Well, again, this is another study that enrolled, you know, they had almost 1000 babies that were eligible, they randomized 300 babies, there's a whole group of babies that weren't randomized. And they, they speak to that, that that analysis is coming. So I'm looking forward to seeing that data, why those babies weren't randomized. But regardless, they had these babies, and they had pretty good follow up also, with this group, even though, you know, these babies were all over the country. So this was quite a collaborative effort with, obviously, some of the major institutions here in the States. And, you know, I think, talking about some of the secondary outcomes are a piece of the puzzle, right? Because if we just say, well, maybe they're not different, but one has much, much worse outcomes, you know, then we have to pick one over the other. But this, this was not what I anticipated it to show either. So for example, initial laparotomy. So those babies who are randomized to surgery versus Penrhos placement, did not increase the time to full feedings, duration, the mechanical ventilation, TPN, or length of hospitalization. The total number of operations was similar for treatment groups, with initial laparotomy. Two and those babies with initial drainage 2.1. But subsequent laparotomy was performed much more often after the initial drain 50% Versus if the baby got a laparotomy. First, they only needed, you know, repeat laparotomy a quarter of the time, which is still a lot of laparotomies. But a pretty big difference. And so, you know, I thought that was pretty impressive. I think it shows that we need to get better at deciding what what is our diagnosis, right. And the truth is, sometimes we don't know. But all we can do is use the information that we have, I'm hopeful is we are better at refining the diagnosis, we can use some new tools, hopefully ultrasound will be part of our diagnostic criteria. That that maybe we will eat get even better with our kind of pre operative diagnosis to give us even more information about to do what to do surgically.
Yeah, I think that was that was what was interesting, right? You you we can anticipate articles that says oh laparotomy versus Penrose in NEC, right. Right. So this is where it's interesting is that it's CIP or NEC laparotomy or Penrose, and then let's do all the math and let's do all the stats. So that was that was really really cool to be able to say well, if you believe that it is neck and you are correct, then laparotomy is more beneficial or has less negative side effects down the road. versus when it is set? Well, you really don't really know what it is your your chance of getting it right is actually very low. And then it is not really clear whether laparotomy is the way to go versus a Penrose. It's just fascinating to move away from P values and have this more uncertain, uncertainty centered approach. I think a lot of the papers sometimes you're like, Yeah, but I don't know the diagnosis 95% of the time, because I'm not sure.

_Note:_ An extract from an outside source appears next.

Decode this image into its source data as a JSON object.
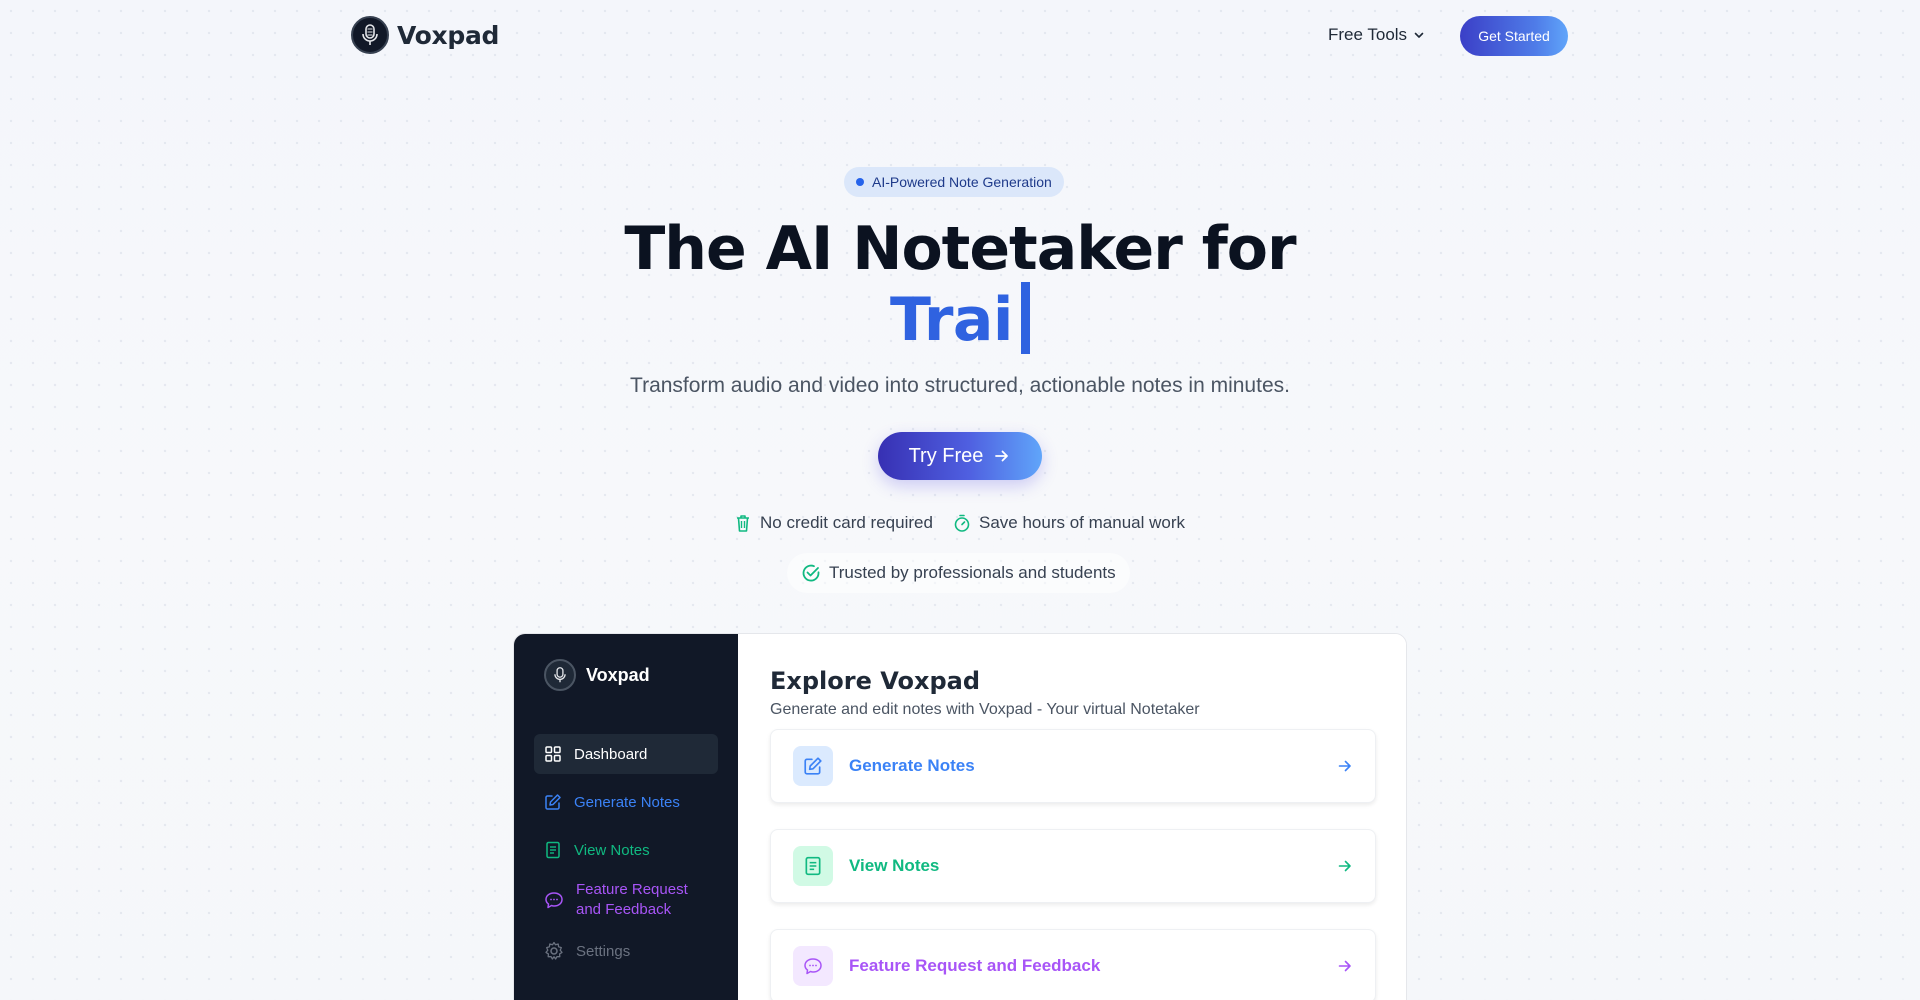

And then obviously, by the time I do know, the diagnosis, it's too late. So to be able to say, Well, let's think about the moment where you don't have all the information, and you need to make a call, what would be where do we do good? Where we do? Where are we usually where do where our faults? I think that was fascinating. It's a great, great paper.

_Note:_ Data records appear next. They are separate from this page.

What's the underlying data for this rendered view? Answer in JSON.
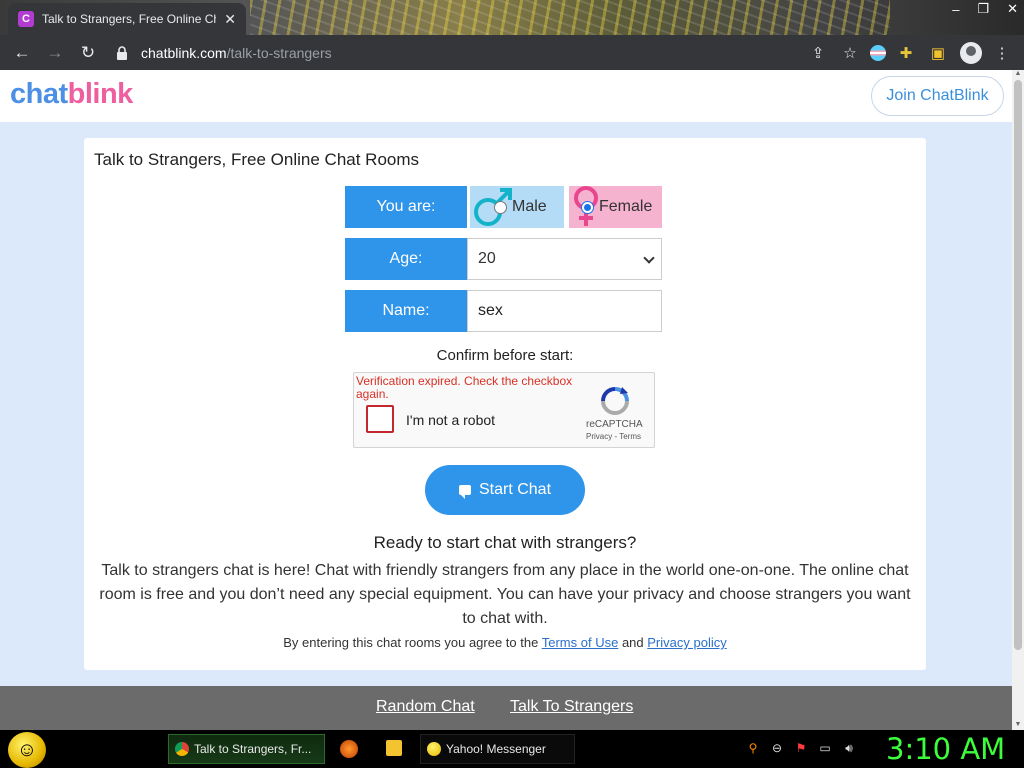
{
  "browser": {
    "tab_title": "Talk to Strangers, Free Online Ch",
    "tab_favicon": "C",
    "url_host": "chatblink.com",
    "url_path": "/talk-to-strangers"
  },
  "site": {
    "logo_part1": "chat",
    "logo_part2": "blink",
    "join_label": "Join ChatBlink",
    "colors": {
      "accent": "#2f95ea",
      "logo_blue": "#4e8fe6",
      "logo_pink": "#ee5fa0",
      "background": "#dbe9fb"
    }
  },
  "form": {
    "title": "Talk to Strangers, Free Online Chat Rooms",
    "gender_label": "You are:",
    "male_label": "Male",
    "female_label": "Female",
    "selected_gender": "Female",
    "age_label": "Age:",
    "age_value": "20",
    "name_label": "Name:",
    "name_value": "sex",
    "confirm_label": "Confirm before start:",
    "start_label": "Start Chat"
  },
  "recaptcha": {
    "error": "Verification expired. Check the checkbox again.",
    "checkbox_label": "I'm not a robot",
    "brand": "reCAPTCHA",
    "privacy": "Privacy",
    "terms": "Terms"
  },
  "content": {
    "heading": "Ready to start chat with strangers?",
    "paragraph": "Talk to strangers chat is here! Chat with friendly strangers from any place in the world one-on-one. The online chat room is free and you don’t need any special equipment. You can have your privacy and choose strangers you want to chat with.",
    "agree_prefix": "By entering this chat rooms you agree to the",
    "terms_link": "Terms of Use",
    "and": "and",
    "privacy_link": "Privacy policy"
  },
  "footer": {
    "link1": "Random Chat",
    "link2": "Talk To Strangers"
  },
  "taskbar": {
    "chrome_task": "Talk to Strangers, Fr...",
    "yahoo_task": "Yahoo! Messenger",
    "clock": "3:10 AM",
    "icons": [
      "start-orb-icon",
      "chrome-icon",
      "firefox-icon",
      "folder-icon",
      "yahoo-messenger-icon",
      "search-icon",
      "network-icon",
      "flag-icon",
      "monitor-icon",
      "volume-icon"
    ]
  }
}
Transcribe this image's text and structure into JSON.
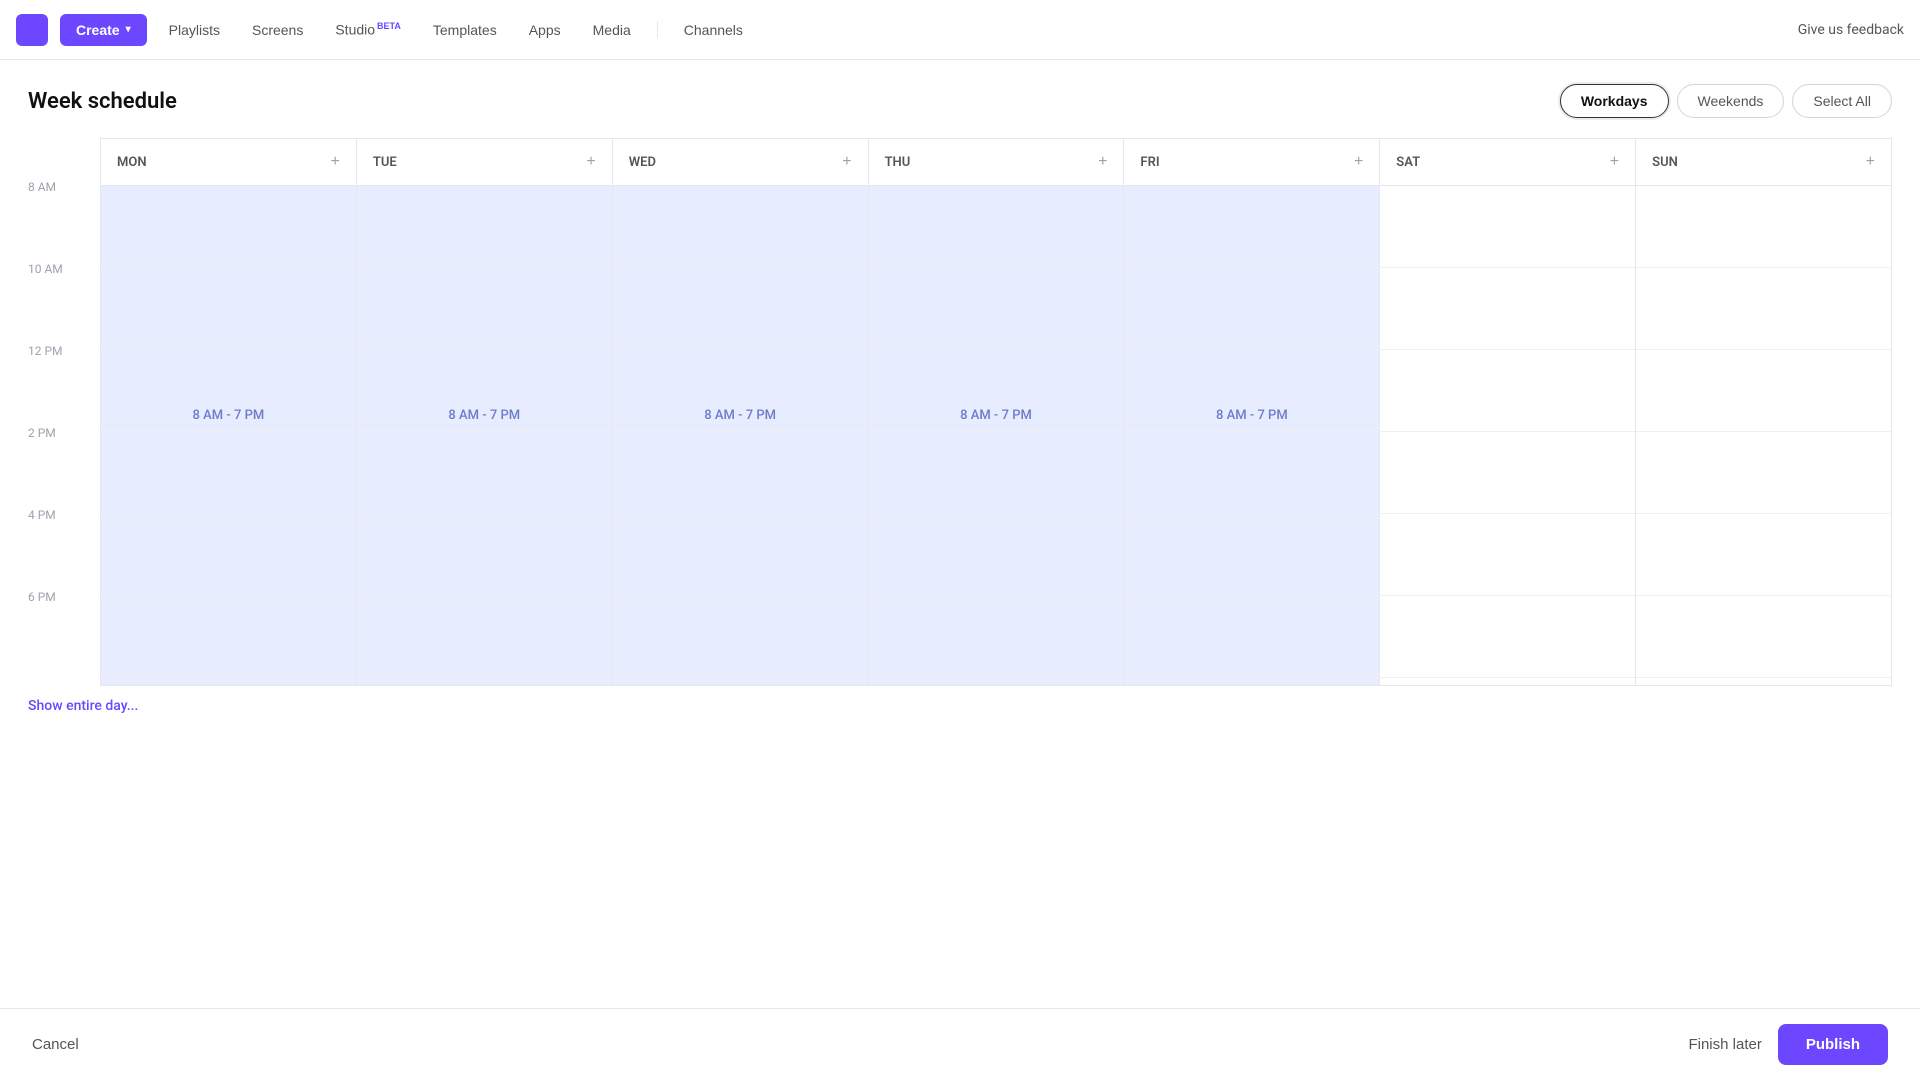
{
  "nav": {
    "create_label": "Create",
    "links": [
      {
        "id": "playlists",
        "label": "Playlists",
        "beta": false
      },
      {
        "id": "screens",
        "label": "Screens",
        "beta": false
      },
      {
        "id": "studio",
        "label": "Studio",
        "beta": true
      },
      {
        "id": "templates",
        "label": "Templates",
        "beta": false
      },
      {
        "id": "apps",
        "label": "Apps",
        "beta": false
      },
      {
        "id": "media",
        "label": "Media",
        "beta": false
      },
      {
        "id": "channels",
        "label": "Channels",
        "beta": false
      }
    ],
    "feedback_label": "Give us feedback"
  },
  "page": {
    "title": "Week schedule"
  },
  "day_filters": {
    "workdays": "Workdays",
    "weekends": "Weekends",
    "select_all": "Select All"
  },
  "days": [
    {
      "id": "mon",
      "label": "MON",
      "active": true
    },
    {
      "id": "tue",
      "label": "TUE",
      "active": true
    },
    {
      "id": "wed",
      "label": "WED",
      "active": true
    },
    {
      "id": "thu",
      "label": "THU",
      "active": true
    },
    {
      "id": "fri",
      "label": "FRI",
      "active": true
    },
    {
      "id": "sat",
      "label": "SAT",
      "active": false
    },
    {
      "id": "sun",
      "label": "SUN",
      "active": false
    }
  ],
  "time_labels": [
    "8 AM",
    "10 AM",
    "12 PM",
    "2 PM",
    "4 PM",
    "6 PM"
  ],
  "schedule_time": "8 AM - 7 PM",
  "show_entire_day": "Show entire day...",
  "bottom_bar": {
    "cancel": "Cancel",
    "finish_later": "Finish later",
    "publish": "Publish"
  }
}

Yeah, and that's how we do medicine, right, we get a little bit of data, and we make a clinical decision, we get a little bit more data, and we make another clinical decision. So you know, at some point in time, our research methods have to reflect
as as you may have guessed, I'm a Bayesian type of thinker, and so I could not be happier. And we're very excited that one of our guests is going to be a strong advocate of that, of that, of that mentality, and that in that approach to science, so I'm not going to reveal who that is, but
we're excited. Well, I I'm, I'm sensitive to the time and I know that you want to talk about some of these machine learning papers. Yes. So I want to give you the opportunity to do that.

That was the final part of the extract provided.